Rotina diária no sindicato

Logo pela manhã, depois de mais algumas xícaras de café, Sylvinho se instala em seu escritório e começa a avaliar os arquivos de todos os jogadores na potencial lista de espera para as próximas datas internacionais da Albânia. Um por um, eles conferem os minutos das últimas partidas disputadas pelos seus clubes. Esta é uma abordagem mais pessoal, mas pretende estar totalmente informado sobre os seus jogadores, visto que o analista de vídeo italiano Alarico Marco Rossi é o cérebro por trás de todos os dados recolhidos pela Federação Albanesa.

Na sala ao lado, Alarico já prepara sua sacola com anotações sobre os adversários da Albânia e os jogadores que enfrentará. Do outro lado da mesa está o analista português Rui Pedro Vieira de Sousa, que assistiu aos dois últimos jogos frente à Moldávia e às Ilhas Faroé, e também trouxe consigo os seus relatórios.

A primeira partida que Sylvinho e sua equipe assistirão será Polônia x Ilhas Faroe. Gravação em grande angular, mostrando todo o campo e a movimentação dos jogadores em campo com e sem bola. Não há comentários nem som ambiente: o vídeo passa em completo silêncio, interrompido apenas pelos comentários do treinador e de seus analistas na sala. As situações de vantagem numérica no ataque das Ilhas Faroé e as tendências defensivas da equipa são cuidadosamente analisadas.

Sylvinho está sentado na cabeceira da mesa, de frente para a televisão. À sua esquerda está Doriva, atento a cada detalhe do jogo; À sua direita está Ervin Bulcu, técnico da seleção Sub-19, que já comandava a equipe titular em caráter temporário e se tornou um contato muito importante da dupla brasileira no trato com os jogadores albaneses.

Primeiros encontros com jogadores albaneses

A carreira de Sylvinho foi marcada pela atuação nos principais mercados europeus. A decisão de se mudar para Tirana surpreendeu o presidente da FA, Armand Duka, mas foi importante para o treinador conhecer melhor os jogadores com quem trabalharia.

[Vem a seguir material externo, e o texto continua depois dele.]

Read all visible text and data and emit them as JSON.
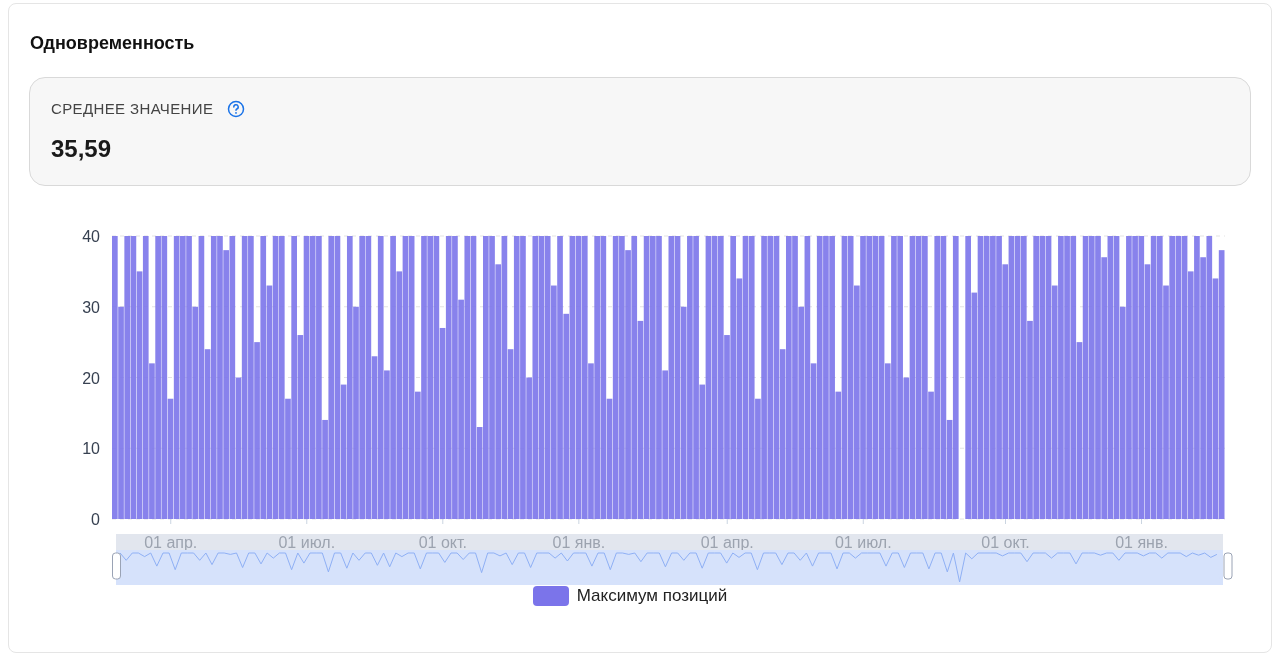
{
  "title": "Одновременность",
  "stat": {
    "label": "СРЕДНЕЕ ЗНАЧЕНИЕ",
    "value": "35,59"
  },
  "chart": {
    "chart_data": {
      "type": "bar",
      "ylim": [
        0,
        40
      ],
      "yticks": [
        0,
        10,
        20,
        30,
        40
      ],
      "grid": true,
      "categories": [
        null,
        null,
        null,
        null,
        null,
        null,
        null,
        null,
        null,
        "01 апр.",
        null,
        null,
        null,
        null,
        null,
        null,
        null,
        null,
        null,
        null,
        null,
        null,
        null,
        null,
        null,
        null,
        null,
        null,
        null,
        null,
        null,
        "01 июл.",
        null,
        null,
        null,
        null,
        null,
        null,
        null,
        null,
        null,
        null,
        null,
        null,
        null,
        null,
        null,
        null,
        null,
        null,
        null,
        null,
        null,
        "01 окт.",
        null,
        null,
        null,
        null,
        null,
        null,
        null,
        null,
        null,
        null,
        null,
        null,
        null,
        null,
        null,
        null,
        null,
        null,
        null,
        null,
        null,
        "01 янв.",
        null,
        null,
        null,
        null,
        null,
        null,
        null,
        null,
        null,
        null,
        null,
        null,
        null,
        null,
        null,
        null,
        null,
        null,
        null,
        null,
        null,
        null,
        null,
        "01 апр.",
        null,
        null,
        null,
        null,
        null,
        null,
        null,
        null,
        null,
        null,
        null,
        null,
        null,
        null,
        null,
        null,
        null,
        null,
        null,
        null,
        null,
        "01 июл.",
        null,
        null,
        null,
        null,
        null,
        null,
        null,
        null,
        null,
        null,
        null,
        null,
        null,
        null,
        null,
        null,
        null,
        null,
        null,
        null,
        null,
        null,
        "01 окт.",
        null,
        null,
        null,
        null,
        null,
        null,
        null,
        null,
        null,
        null,
        null,
        null,
        null,
        null,
        null,
        null,
        null,
        null,
        null,
        null,
        null,
        "01 янв.",
        null,
        null,
        null,
        null,
        null,
        null,
        null,
        null,
        null,
        null,
        null,
        null,
        null
      ],
      "series": [
        {
          "name": "Максимум позиций",
          "color": "#7b74ea",
          "values": [
            40,
            30,
            40,
            40,
            35,
            40,
            22,
            40,
            40,
            17,
            40,
            40,
            40,
            30,
            40,
            24,
            40,
            40,
            38,
            40,
            20,
            40,
            40,
            25,
            40,
            33,
            40,
            40,
            17,
            40,
            26,
            40,
            40,
            40,
            14,
            40,
            40,
            19,
            40,
            30,
            40,
            40,
            23,
            40,
            21,
            40,
            35,
            40,
            40,
            18,
            40,
            40,
            40,
            27,
            40,
            40,
            31,
            40,
            40,
            13,
            40,
            40,
            36,
            40,
            24,
            40,
            40,
            20,
            40,
            40,
            40,
            33,
            40,
            29,
            40,
            40,
            40,
            22,
            40,
            40,
            17,
            40,
            40,
            38,
            40,
            28,
            40,
            40,
            40,
            21,
            40,
            40,
            30,
            40,
            40,
            19,
            40,
            40,
            40,
            26,
            40,
            34,
            40,
            40,
            17,
            40,
            40,
            40,
            24,
            40,
            40,
            30,
            40,
            22,
            40,
            40,
            40,
            18,
            40,
            40,
            33,
            40,
            40,
            40,
            40,
            22,
            40,
            40,
            20,
            40,
            40,
            40,
            18,
            40,
            40,
            14,
            40,
            0,
            40,
            32,
            40,
            40,
            40,
            40,
            36,
            40,
            40,
            40,
            28,
            40,
            40,
            40,
            33,
            40,
            40,
            40,
            25,
            40,
            40,
            40,
            37,
            40,
            40,
            30,
            40,
            40,
            40,
            36,
            40,
            40,
            33,
            40,
            40,
            40,
            35,
            40,
            37,
            40,
            34,
            38
          ]
        }
      ]
    }
  }
}
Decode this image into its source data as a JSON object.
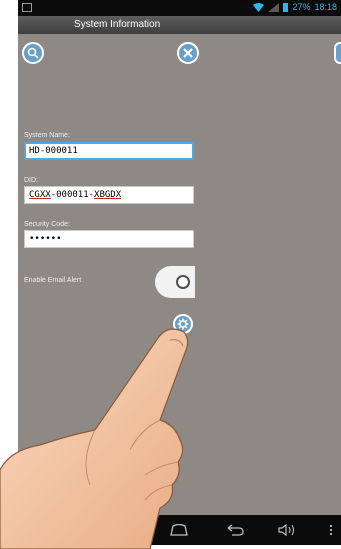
{
  "status_bar": {
    "battery_text": "27%",
    "time": "18:18",
    "accent_color": "#34b5e5"
  },
  "title_bar": {
    "title": "System Information"
  },
  "toolbar": {
    "search_icon": "search-icon",
    "close_icon": "close-icon"
  },
  "form": {
    "system_name": {
      "label": "System Name:",
      "value": "HD-000011"
    },
    "did": {
      "label": "DID:",
      "value_part1": "CGXX",
      "value_part2": "-000011-",
      "value_part3": "XBGDX"
    },
    "security_code": {
      "label": "Security Code:",
      "value": "••••••"
    },
    "email_alert": {
      "label": "Enable Email Alert",
      "enabled": false
    }
  },
  "nav_bar": {
    "icons": [
      "home-icon",
      "back-icon",
      "volume-icon",
      "menu-icon"
    ]
  },
  "colors": {
    "background": "#8e8985",
    "button_blue": "#6a9fc8",
    "focus_border": "#5aa5d8"
  }
}
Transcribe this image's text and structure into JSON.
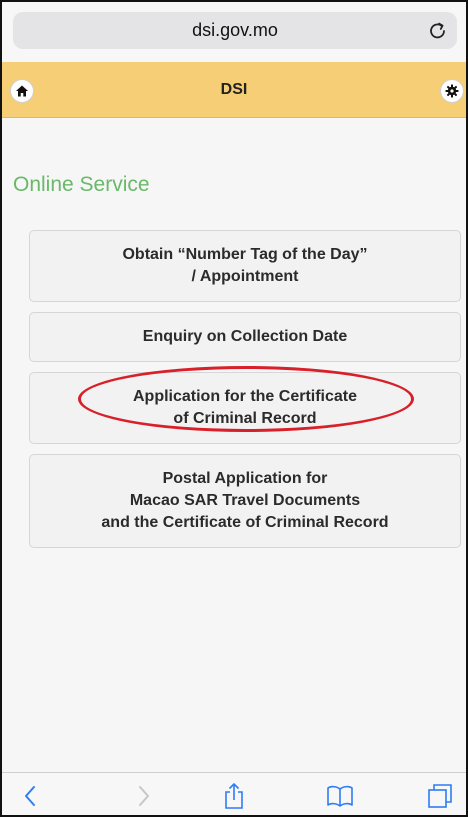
{
  "browser": {
    "url": "dsi.gov.mo"
  },
  "header": {
    "title": "DSI",
    "left_icon": "home-icon",
    "right_icon": "gear-icon"
  },
  "main": {
    "section_title": "Online Service",
    "services": [
      {
        "label": "Obtain “Number Tag of the Day”\n/ Appointment"
      },
      {
        "label": "Enquiry on Collection Date"
      },
      {
        "label": "Application for the Certificate\nof Criminal Record"
      },
      {
        "label": "Postal Application for\nMacao SAR Travel Documents\nand the Certificate of Criminal Record"
      }
    ]
  },
  "toolbar": {
    "icons": [
      "back-icon",
      "forward-icon",
      "share-icon",
      "bookmarks-icon",
      "tabs-icon"
    ]
  },
  "colors": {
    "header_bg": "#f6ce75",
    "section_title": "#6ab86a",
    "highlight": "#d8202a",
    "ios_blue": "#2f7cf6"
  }
}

A partir do banco de dados da federação, do trabalho de seus analistas, das viagens contínuas nos primeiros meses de 2023 e dos encontros com os jogadores, o treinador entende de quem vai depender.

Vale destacar que há exemplos concretos de jogadores sendo “descobertos” durante esse processo.

“[Jasir] “Assane é o resultado de uma busca contínua por um zagueiro canhoto. Independentemente do sistema tático, essa era uma característica que queríamos de um jogador canhoto neste departamento”, disse Silvinho. Vimos um ou dois sugerirem o nome dele: um jogador que passou alguns anos na Albânia, passou pela Hungria e esteve na Coreia do Sul.”

“Começamos a analisá-lo e depois dos primeiros jogos, vendo os conceitos de como ele jogava, ofensiva e defensivamente, gostamos muito dele e não hesitamos em contratá-lo.”

Depois do vídeo veio o primeiro intervalo: hora do almoço. Diferentemente do que aconteceu em São Paulo, por exemplo, quando treinava o Corinthians, Sylvinho perambula pelas ruas de Tirana com calma, sem que a torcida se aproxime dele e muito menos o pressione por resultados. A caminhada do Al-Ittihad até o restaurante de frutos do mar que Bulko escolheu para almoçar é uma curta caminhada – cerca de 10 minutos entre lojas e casas em um ambiente tranquilo.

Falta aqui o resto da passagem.